Posté : 17 sept. 2010 19:16
par -K-
oula.

Posté : 17 sept. 2010 20:29
par Karibou
Jamais sans ma fille ?

Posté : 17 sept. 2010 20:42
par Karibou
Je me disais bien que j'avais déjà lu ça quelque part.

Posté : 17 sept. 2010 20:44
par Karibou
J'ai ouvert les yeux pour voir le rat pisser dans mon mug.

Posté : 17 sept. 2010 20:47
par -K-
Où est Charly ?

Posté : 17 sept. 2010 21:11
par Karibou
Presque mais ce n'est pas ça.

Allez un bout plus long:

La porte de la cuisine s'est ouverte avec violence. La serveuse est apparue derrière une longue desserte roulante qu'elle poussait avec un effort exagéré en direction de notre table.
Une moitié de bœuf coupée dans le sens de la longueur était posée dessus. Comme si quelqu'un avait chopé un bouvillon, en avait tranché les deux extrémités avec une tronçonneuse avant de jeter le milieu sur un plateau à roulettes de trois mètres de long.
Une corne dépassait encore du machin.
La viande était servie bleue; froide, pour tout dire, légèrement frite histoire de boucher les quelques plaies, puis jetée sur le plateau. Si l'animal avait encore eu ses deux extrémités, un bon véto aurait pu le remettre sur pattes en une heure.
La serveuse a placé la desserte au bout de notre table avant de tendre à Bob un couteau à dent de scie d'une taille irréelle. "message du chef, a-t-elle grondé. Il dit que si vous finissez pas votre assiette - une fois de plus - il vous jette dehors et vous latte les couilles jusque dans les poumons."
Bob a laché un rire nerveux. "Comment ça une fois de plus ? J'étais malade, la dernière fois. Et la fois d'avant, j'avais tout mangé mais vous ne travailliez pas encore ici, ni l'un ni l'autre. J'ai commandé le Spécial, je vais manger le Spécial. Apportez moi de la sauce."
Trix et moi devions sûrement le dévisager. Bob nous a regardés tandis qu'il sciait un morceau de bouvillon microcuit et le déposait dans son assiette.
Du sang coulait et coagulait autour des veines épaisses qui saillaient de la viande. "C'est de la vraie bouffe texane. C'est ce qu'on mange, ici. Un putain d'état génial, le Texas."
J'ai cru qu'il allait se remettre à pleurer en mastiquant la viande crue.
"Délicieux" a-t-il gémi.

Posté : 18 sept. 2010 02:31
par le retour de le Natza
Jamais sans mon Karibou ?

Posté : 18 sept. 2010 08:15
par Karibou
Nan, mais tu peux mettre un truc tout de même, ta réponse me plait beaucoup.

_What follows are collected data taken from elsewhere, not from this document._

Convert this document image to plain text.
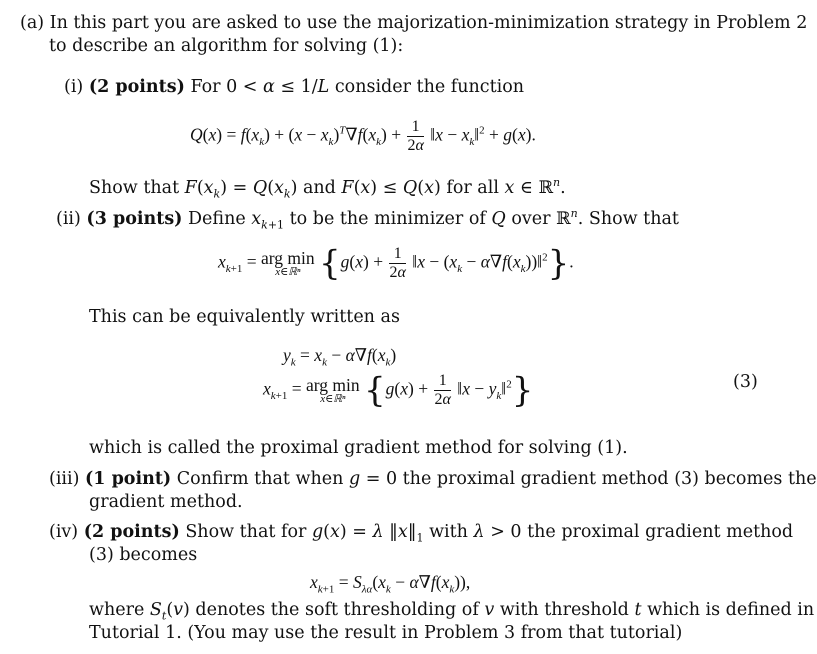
(a) In this part you are asked to use the majorization-minimization strategy in Problem 2
to describe an algorithm for solving (1):
(i) (2 points) For 0 < α ≤ 1/L consider the function
$Q(x) = f(x_k) + (x - x_k)^T\nabla f(x_k) + \frac{1}{2\alpha}$ ‖x − $x_k‖^2 + g(x)$.
Show that $F(x_k) = Q(x_k)$ and F(x) ≤ Q(x) for all x ∈ ℝ$^n$.
(ii) (3 points) Define $x_{k+1}$ to be the minimizer of Q over ℝ$^n$. Show that
$x_{k+1}$ = arg min
x∈ℝⁿ {$g(x) + \frac{1}{2\alpha}$ ‖x − ($x_k$ − $\alpha\nabla f(x_k))‖^2$}.
This can be equivalently written as
$y_k = x_k - \alpha\nabla f(x_k)$
$x_{k+1}$ = arg min
x∈ℝⁿ {$g(x) + \frac{1}{2\alpha}$ ‖x − $y_k‖^2$}	(3)
which is called the proximal gradient method for solving (1).
(iii) (1 point) Confirm that when g = 0 the proximal gradient method (3) becomes the
gradient method.
(iv) (2 points) Show that for g(x) = λ $‖x‖_1$ with λ > 0 the proximal gradient method
(3) becomes
$x_{k+1} = S_{\lambda\alpha}(x_k - \alpha\nabla f(x_k))$,
where $S_t(v)$ denotes the soft thresholding of v with threshold t which is defined in
Tutorial 1. (You may use the result in Problem 3 from that tutorial)
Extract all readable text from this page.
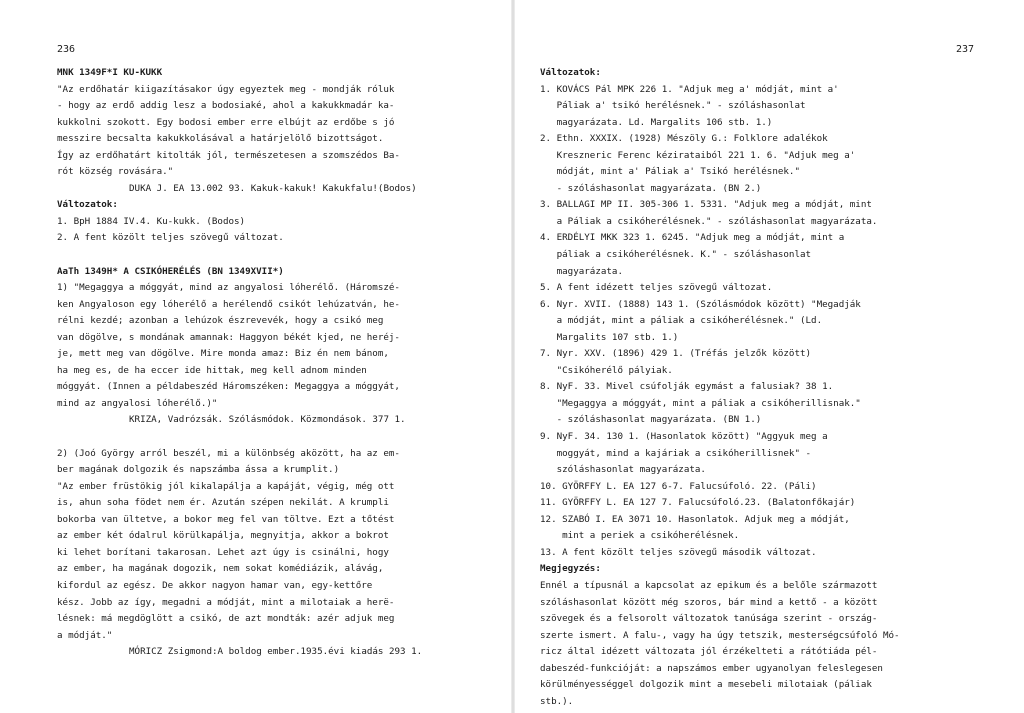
236
MNK 1349F*I KU-KUKK
"Az erdőhatár kiigazításakor úgy egyeztek meg - mondják róluk
- hogy az erdő addig lesz a bodosiaké, ahol a kakukkmadár ka-
kukkolni szokott. Egy bodosi ember erre elbújt az erdőbe s jó
messzire becsalta kakukkolásával a határjelölő bizottságot.
Így az erdőhatárt kitolták jól, természetesen a szomszédos Ba-
rót község rovására."
DUKA J. EA 13.002 93. Kakuk-kakuk! Kakukfalu!(Bodos)
Változatok:
1. BpH 1884 IV.4. Ku-kukk. (Bodos)
2. A fent közölt teljes szövegű változat.
AaTh 1349H* A CSIKÓHERÉLÉS (BN 1349XVII*)
1) "Megaggya a móggyát, mind az angyalosi lóherélő. (Háromszé-
ken Angyaloson egy lóherélő a herélendő csikót lehúzatván, he-
rélni kezdé; azonban a lehúzok észrevevék, hogy a csikó meg
van dögölve, s mondának amannak: Haggyon békét kjed, ne heréj-
je, mett meg van dögölve. Mire monda amaz: Biz én nem bánom,
ha meg es, de ha eccer ide hittak, meg kell adnom minden
móggyát. (Innen a példabeszéd Háromszéken: Megaggya a móggyát,
mind az angyalosi lóherélő.)"
KRIZA, Vadrózsák. Szólásmódok. Közmondások. 377 1.
2) (Joó György arról beszél, mi a különbség aközött, ha az em-
ber magának dolgozik és napszámba ássa a krumplit.)
"Az ember früstökig jól kikalapálja a kapáját, végig, még ott
is, ahun soha födet nem ér. Azután szépen nekilát. A krumpli
bokorba van ültetve, a bokor meg fel van töltve. Ezt a tőtést
az ember két ódalrul körülkapálja, megnyitja, akkor a bokrot
ki lehet borítani takarosan. Lehet azt úgy is csinálni, hogy
az ember, ha magának dogozik, nem sokat komédiázik, alávág,
kifordul az egész. De akkor nagyon hamar van, egy-kettőre
kész. Jobb az így, megadni a módját, mint a milotaiak a herë-
lésnek: má megdöglött a csikó, de azt mondták: azér adjuk meg
a módját."
MÓRICZ Zsigmond:A boldog ember.1935.évi kiadás 293 1.
237
Változatok:
1. KOVÁCS Pál MPK 226 1. "Adjuk meg a' módját, mint a'
Páliak a' tsikó herélésnek." - szóláshasonlat
magyarázata. Ld. Margalits 106 stb. 1.)
2. Ethn. XXXIX. (1928) Mészöly G.: Folklore adalékok
Kreszneric Ferenc kézirataiból 221 1. 6. "Adjuk meg a'
módját, mint a' Páliak a' Tsikó herélésnek."
- szóláshasonlat magyarázata. (BN 2.)
3. BALLAGI MP II. 305-306 1. 5331. "Adjuk meg a módját, mint
a Páliak a csikóherélésnek." - szóláshasonlat magyarázata.
4. ERDÉLYI MKK 323 1. 6245. "Adjuk meg a módját, mint a
páliak a csikóherélésnek. K." - szóláshasonlat
magyarázata.
5. A fent idézett teljes szövegű változat.
6. Nyr. XVII. (1888) 143 1. (Szólásmódok között) "Megadják
a módját, mint a páliak a csikóherélésnek." (Ld.
Margalits 107 stb. 1.)
7. Nyr. XXV. (1896) 429 1. (Tréfás jelzők között)
"Csikóherélő pályiak.
8. NyF. 33. Mivel csúfolják egymást a falusiak? 38 1.
"Megaggya a móggyát, mint a páliak a csikóherillisnak."
- szóláshasonlat magyarázata. (BN 1.)
9. NyF. 34. 130 1. (Hasonlatok között) "Aggyuk meg a
moggyát, mind a kajáriak a csikóherillisnek" -
szóláshasonlat magyarázata.
10. GYÖRFFY L. EA 127 6-7. Falucsúfoló. 22. (Páli)
11. GYÖRFFY L. EA 127 7. Falucsúfoló.23. (Balatonfőkajár)
12. SZABÓ I. EA 3071 10. Hasonlatok. Adjuk meg a módját,
mint a periek a csikóherélésnek.
13. A fent közölt teljes szövegű második változat.
Megjegyzés:
Ennél a típusnál a kapcsolat az epikum és a belőle származott
szóláshasonlat között még szoros, bár mind a kettő - a között
szövegek és a felsorolt változatok tanúsága szerint - ország-
szerte ismert. A falu-, vagy ha úgy tetszik, mesterségcsúfoló Mó-
ricz által idézett változata jól érzékelteti a rátótiáda pél-
dabeszéd-funkcióját: a napszámos ember ugyanolyan feleslegesen
körülményességgel dolgozik mint a mesebeli milotaiak (páliak
stb.).
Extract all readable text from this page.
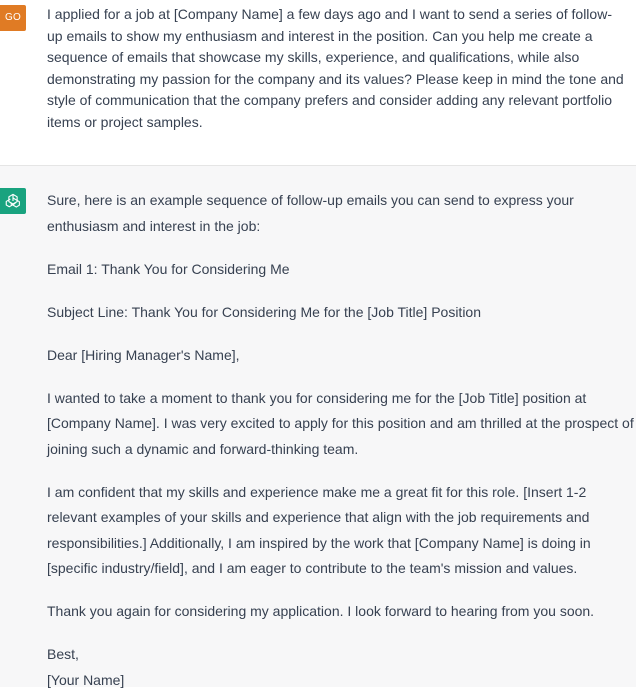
GO	I applied for a job at [Company Name] a few days ago and I want to send a series of follow-up emails to show my enthusiasm and interest in the position. Can you help me create a sequence of emails that showcase my skills, experience, and qualifications, while also demonstrating my passion for the company and its values? Please keep in mind the tone and style of communication that the company prefers and consider adding any relevant portfolio items or project samples.

Sure, here is an example sequence of follow-up emails you can send to express your enthusiasm and interest in the job:

Email 1: Thank You for Considering Me

Subject Line: Thank You for Considering Me for the [Job Title] Position

Dear [Hiring Manager's Name],

I wanted to take a moment to thank you for considering me for the [Job Title] position at [Company Name]. I was very excited to apply for this position and am thrilled at the prospect of joining such a dynamic and forward-thinking team.

I am confident that my skills and experience make me a great fit for this role. [Insert 1-2 relevant examples of your skills and experience that align with the job requirements and responsibilities.] Additionally, I am inspired by the work that [Company Name] is doing in [specific industry/field], and I am eager to contribute to the team's mission and values.

Thank you again for considering my application. I look forward to hearing from you soon.

Best,

[Your Name]
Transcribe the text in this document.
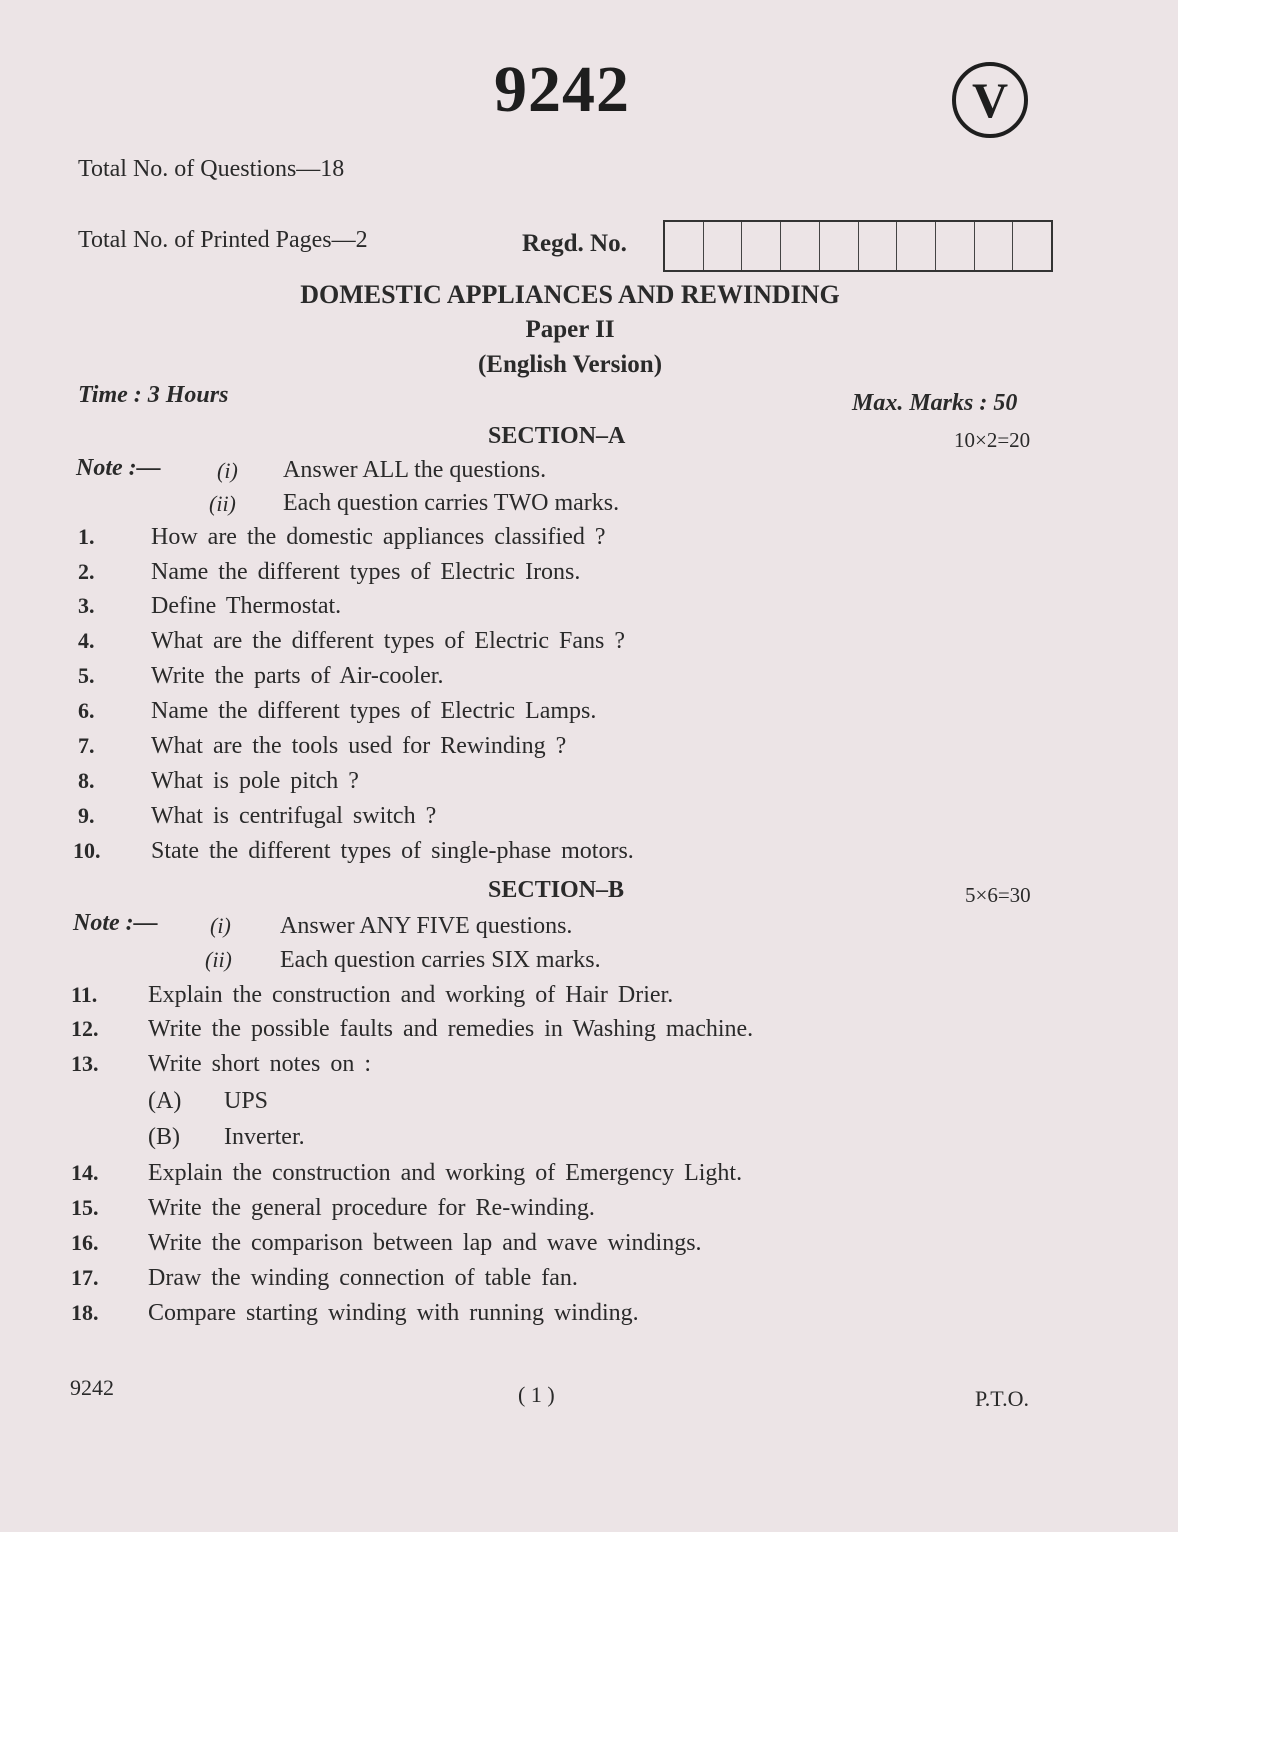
9242	V
Total No. of Questions—18
Total No. of Printed Pages—2	Regd. No.
DOMESTIC APPLIANCES AND REWINDING
Paper II
(English Version)
Time : 3 Hours	Max. Marks : 50
SECTION–A	10×2=20
Note :—	(i) Answer ALL the questions.
(ii) Each question carries TWO marks.
1. How are the domestic appliances classified ?
2. Name the different types of Electric Irons.
3. Define Thermostat.
4. What are the different types of Electric Fans ?
5. Write the parts of Air-cooler.
6. Name the different types of Electric Lamps.
7. What are the tools used for Rewinding ?
8. What is pole pitch ?
9. What is centrifugal switch ?
10. State the different types of single-phase motors.
SECTION–B	5×6=30
Note :— (i) Answer ANY FIVE questions.
(ii) Each question carries SIX marks.
11. Explain the construction and working of Hair Drier.
12. Write the possible faults and remedies in Washing machine.
13. Write short notes on :
(A) UPS
(B) Inverter.
14. Explain the construction and working of Emergency Light.
15. Write the general procedure for Re-winding.
16. Write the comparison between lap and wave windings.
17. Draw the winding connection of table fan.
18. Compare starting winding with running winding.
9242	( 1 )	P.T.O.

Posté : 18 sept. 2010 08:24
par Vltra
J'irai cracher sur vos steaks.

Posté : 18 sept. 2010 08:49
par Karibou
huhu.

En vrai c'est tiré d'Artères souterraines de Warren Ellis paru Au Diable Vauvert tout récemment.
C'est le premier roman de cet auteur qui a entre autres choses commis la série comics Transmetropolitan qui devrait vous être familière visuellement désormais.

Je recommande à peu près tout le travail d'Ellis (mis à part les héros en collant qui sont réservés aux amateurs de héros en collant avant tout) et en particulier ce roman qui se déguste à la vitesse d'un mentos à l'anis.
On rit beaucoup et on profite d'un point de vue pertinent mais non pontifiant sur toute la daube occidentale.

Posté : 19 sept. 2010 13:45
par le retour de le Natza
Allez j'inaugure le superbanco du dimanche, 5 énigmes d'un coup pour revisiter les rayons de sa bibli, et la ranger par la même occase, impossible pour moi de remettre la main sur mon "la grande époque" de Dos Passos

1/ A travers la barrière, entre les vrilles des plantes, je pouvais les voir frapper. Ils s'avançaient vers le drapeau, et je les suivais le long de la barrière. Luster cherchait quelque chose dans l'herbe, près de l'arbre à fleurs. Ils ont enlevé le drapeau et ils ont frappé.

2/ Une casquette de chasse verte enserrait le sommet du ballon charnu d'une tête. Les oreillettes vertes, pleines de grandes oreilles, de cheveux rebelles au ciseau et des fines soies qui croissaient à l'intérieur même desdites oreilles, saillaient de part et d'autre comme deux flèches indiquant simultanément deux directions opposées.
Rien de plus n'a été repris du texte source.